Values are mean±SD of 3 replicates.

Different letters (a–d) within same row are significantly different (P<0.05) according to Duncan’s multiple range test.

SOD, superoxide dismutase (U/g protein); CAT, catalase (nmol H2O2/g protein/min); APX, ascorbate peroxidase (nmol ascorbic acid/g protein/min); GR, glutathione reductase (nmol NADPH/g protein/min).

CONCLUSION

T. cucumerina is a fruit that is low in energy value but very rich in crude fibre, which is beneficial to humans as natural laxative.
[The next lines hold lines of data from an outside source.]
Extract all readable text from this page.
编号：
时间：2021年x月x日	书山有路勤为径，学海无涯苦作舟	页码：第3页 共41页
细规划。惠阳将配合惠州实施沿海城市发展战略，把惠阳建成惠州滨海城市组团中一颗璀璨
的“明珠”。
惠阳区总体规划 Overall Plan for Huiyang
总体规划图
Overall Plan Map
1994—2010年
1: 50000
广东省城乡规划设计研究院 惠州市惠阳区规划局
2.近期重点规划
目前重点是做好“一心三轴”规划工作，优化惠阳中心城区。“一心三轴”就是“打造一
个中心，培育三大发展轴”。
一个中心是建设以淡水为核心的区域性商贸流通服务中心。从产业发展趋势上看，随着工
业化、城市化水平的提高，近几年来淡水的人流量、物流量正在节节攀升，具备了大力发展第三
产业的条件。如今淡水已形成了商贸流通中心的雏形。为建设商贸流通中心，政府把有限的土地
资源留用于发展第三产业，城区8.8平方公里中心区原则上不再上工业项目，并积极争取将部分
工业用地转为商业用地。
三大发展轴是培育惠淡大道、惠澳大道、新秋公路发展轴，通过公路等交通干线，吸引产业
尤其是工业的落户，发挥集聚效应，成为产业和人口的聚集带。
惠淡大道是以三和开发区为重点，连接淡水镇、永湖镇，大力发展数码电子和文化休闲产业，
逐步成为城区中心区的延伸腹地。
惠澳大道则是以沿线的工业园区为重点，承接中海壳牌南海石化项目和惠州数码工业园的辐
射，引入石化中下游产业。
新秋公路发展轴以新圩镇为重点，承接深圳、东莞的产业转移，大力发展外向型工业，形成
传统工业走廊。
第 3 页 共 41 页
It is also very rich in ascorbic acid and lycopene. The combined effect of the non-enzymatic and enzymatic antioxidant compounds give T. cucumerina the protective support from the ROS generated during the development and ripening stages. In all, T. cucumerina will significantly contribute to solving the problem of food insecurity that is ravaging sub-Saharan Africa and beyond if the cultivation is encouraged on a large scale. Hence, there is the need to further investigate the impact of processing on the nutritional composition of the fruit and its nutrients’ bioavailability.